Their investigative endeavors yield a fortuitous discovery within the premises, as they chance upon Dapper's accomplice concealing the purloined jewel within a candy receptacle. Despite initial misconceptions and comedic missteps, the Stooges maintain their vigilance, anticipating Dapper's eventual appearance.

During their stakeout, a sequence of events unfolds precipitating a comedic imbroglio, with Shemp inadvertently ingesting the diamond amid flirtatious overtures towards Dapper's moll. The ensuing escalation of tensions culminates in a perilous predicament, with Dapper resorting to drastic measures to retrieve the diamond.

However, a fortuitous turn of events intervenes, as Moe and Larry, incarcerated in a closet, acquire tools enabling their escape, inadvertently stumbling into a confrontation with a gorilla that incapacitates Dapper and his cohort. Subsequent events lead to the unexpected retrieval of the diamond from Shemp's person, facilitated by the unlikely intervention of the gorilla. Shortly thereafter, Shemp elucidates the manner in which he successfully ingested the diamond, attributing his achievement to the replication of the same action.

==Cast==
===Credited===
- Moe Howard as Moe
- Larry Fine as Larry
- Shemp Howard as Shemp
- Kenneth MacDonald as Dapper Malone
- Christine McIntyre as Bea (stock footage)
- Barbara Bartay as Girl in Bar

===Uncredited===
- Lester Allen as Runty (stock footage)
- Cy Schindell as Muscles (stock footage)
  - Joe Palma as Muscles (new footage)
- Ray "Crash" Corrigan as Harold the gorilla (stock footage)
- George Lloyd as Squid McGuffey
- Clive Morgan as Inspector McCormick (stock footage)
- James Logan as Constable Dawson (stock footage)
- Jimmy Aubrey as Hawkins
- Heinie Conklin as Bartender
- Harry Wilson as Bum in bed
- Blackie Whiteford as Seaman (stock footage)

==Production notes==
Hot Ice is a remake of 1948's Crime on Their Hands, using ample recycled footage. In addition, the Scotland Yard scenes were recycled from 1948's The Hot Scots. New scenes were filmed on January 17, 1955.
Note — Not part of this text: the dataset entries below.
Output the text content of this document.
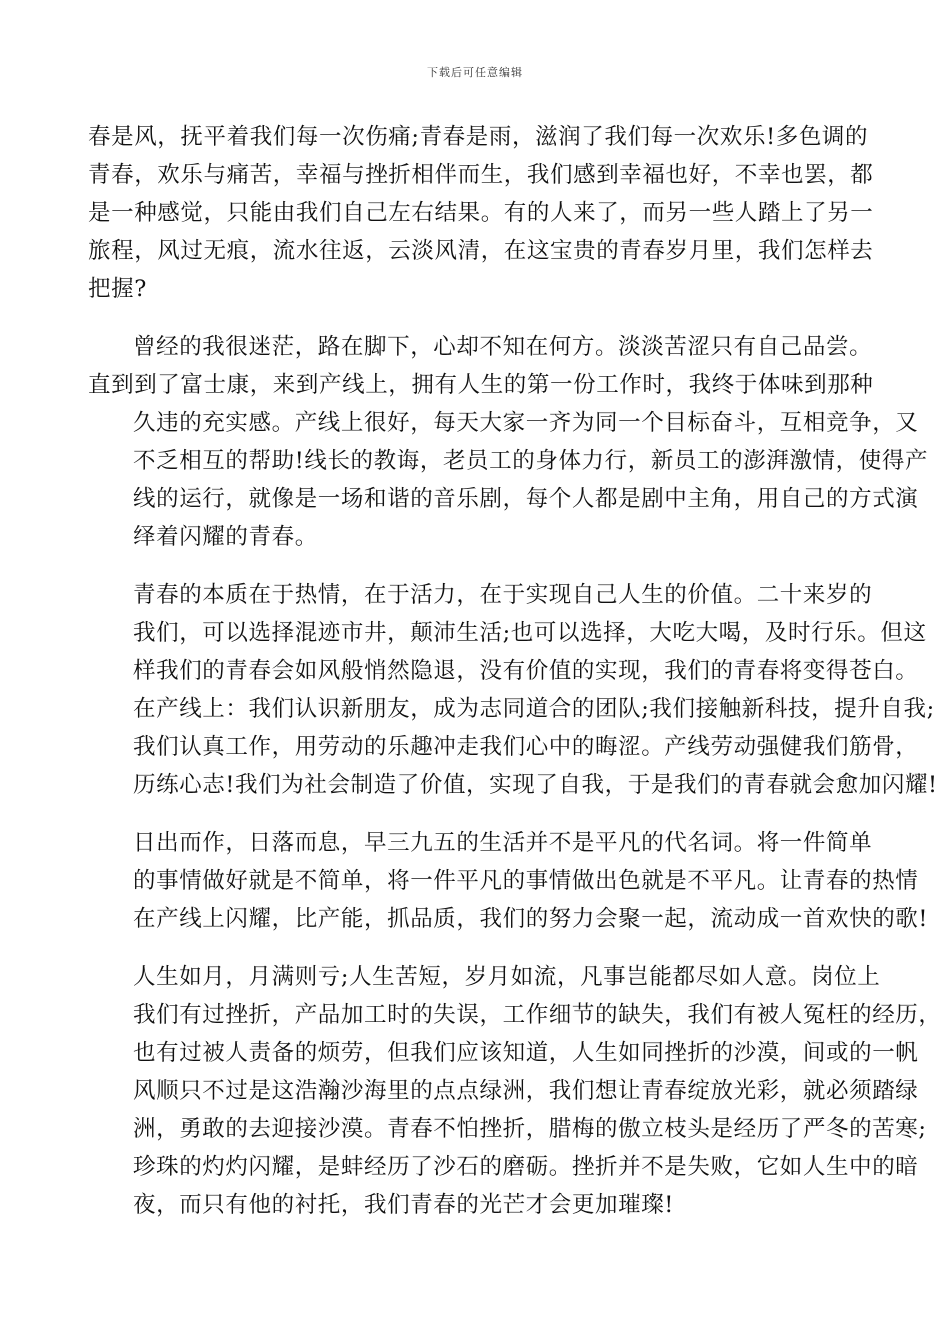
下载后可任意编辑

春是风，抚平着我们每一次伤痛;青春是雨，滋润了我们每一次欢乐!多色调的
青春，欢乐与痛苦，幸福与挫折相伴而生，我们感到幸福也好，不幸也罢，都
是一种感觉，只能由我们自己左右结果。有的人来了，而另一些人踏上了另一
旅程，风过无痕，流水往返，云淡风清，在这宝贵的青春岁月里，我们怎样去
把握?

曾经的我很迷茫，路在脚下，心却不知在何方。淡淡苦涩只有自己品尝。

直到到了富士康，来到产线上，拥有人生的第一份工作时，我终于体味到那种
久违的充实感。产线上很好，每天大家一齐为同一个目标奋斗，互相竞争，又
不乏相互的帮助!线长的教诲，老员工的身体力行，新员工的澎湃激情，使得产
线的运行，就像是一场和谐的音乐剧，每个人都是剧中主角，用自己的方式演
绎着闪耀的青春。

青春的本质在于热情，在于活力，在于实现自己人生的价值。二十来岁的

我们，可以选择混迹市井，颠沛生活;也可以选择，大吃大喝，及时行乐。但这
样我们的青春会如风般悄然隐退，没有价值的实现，我们的青春将变得苍白。
在产线上：我们认识新朋友，成为志同道合的团队;我们接触新科技，提升自我;
我们认真工作，用劳动的乐趣冲走我们心中的晦涩。产线劳动强健我们筋骨，
历练心志!我们为社会制造了价值，实现了自我，于是我们的青春就会愈加闪耀!

日出而作，日落而息，早三九五的生活并不是平凡的代名词。将一件简单

的事情做好就是不简单，将一件平凡的事情做出色就是不平凡。让青春的热情
在产线上闪耀，比产能，抓品质，我们的努力会聚一起，流动成一首欢快的歌!

人生如月，月满则亏;人生苦短，岁月如流，凡事岂能都尽如人意。岗位上

我们有过挫折，产品加工时的失误，工作细节的缺失，我们有被人冤枉的经历，
也有过被人责备的烦劳，但我们应该知道，人生如同挫折的沙漠，间或的一帆
风顺只不过是这浩瀚沙海里的点点绿洲，我们想让青春绽放光彩，就必须踏绿
洲，勇敢的去迎接沙漠。青春不怕挫折，腊梅的傲立枝头是经历了严冬的苦寒;
珍珠的灼灼闪耀，是蚌经历了沙石的磨砺。挫折并不是失败，它如人生中的暗
夜，而只有他的衬托，我们青春的光芒才会更加璀璨!
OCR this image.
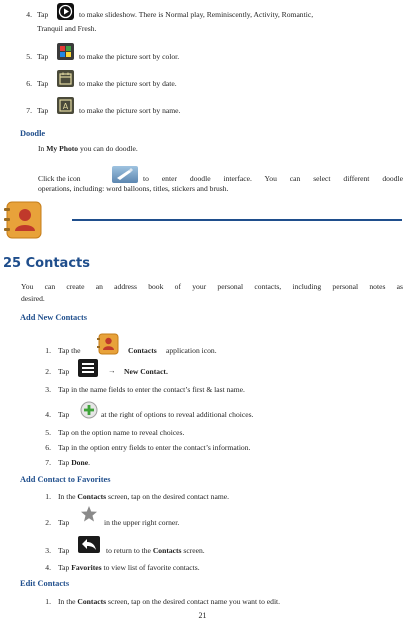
4. Tap	to make slideshow. There is Normal play, Reminiscently, Activity, Romantic,
Tranquil and Fresh.
5. Tap	to make the picture sort by color.
6. Tap	to make the picture sort by date.
7. Tap A to make the picture sort by name.
Doodle
In My Photo you can do doodle.
Click the icon	to enter doodle interface. You can select different doodle
operations, including: word balloons, titles, stickers and brush.
25 Contacts
You can create an address book of your personal contacts, including personal notes as
desired.
Add New Contacts
1. Tap the	Contacts application icon.
2. Tap	→ New Contact.
3. Tap in the name fields to enter the contact’s first & last name.
4. Tap	at the right of options to reveal additional choices.
5. Tap on the option name to reveal choices.
6. Tap in the option entry fields to enter the contact’s information.
7. Tap Done.
Add Contact to Favorites
1. In the Contacts screen, tap on the desired contact name.
2. Tap	in the upper right corner.
3. Tap	to return to the Contacts screen.
4. Tap Favorites to view list of favorite contacts.
Edit Contacts
1. In the Contacts screen, tap on the desired contact name you want to edit.
21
Joe Palma doubles for Cy Schindell, who died in 1948, in new footage.

==Critical reception==

In his review, DVD Talk critic Stuart Galbraith IV noted how poorly new footage (below) was matched with old (above), pinpointing that the Stooges' wardrobes do not match.

DVD Talk critic Stuart Galbraith IV deemed Hot Ice "another pointless reworking of material done better the first time around," saying that "the few scraps of new footage...have no particular reason to exist, and are inserted throughout via extremely awkward edits. Take a gander at the sloppy cut between the Three Stooges and the Three Significantly Older Stooges at 10:14; even their clothes don't match." Galbraith also called out director Jules White's penchant for recycling footage, stating that White was "apparently a man with no scruples but a lot of chutzpah: though Edward Bernds directed both earlier shorts, which account for about 90 percent of Hot Ices running time, White listed only himself as its director."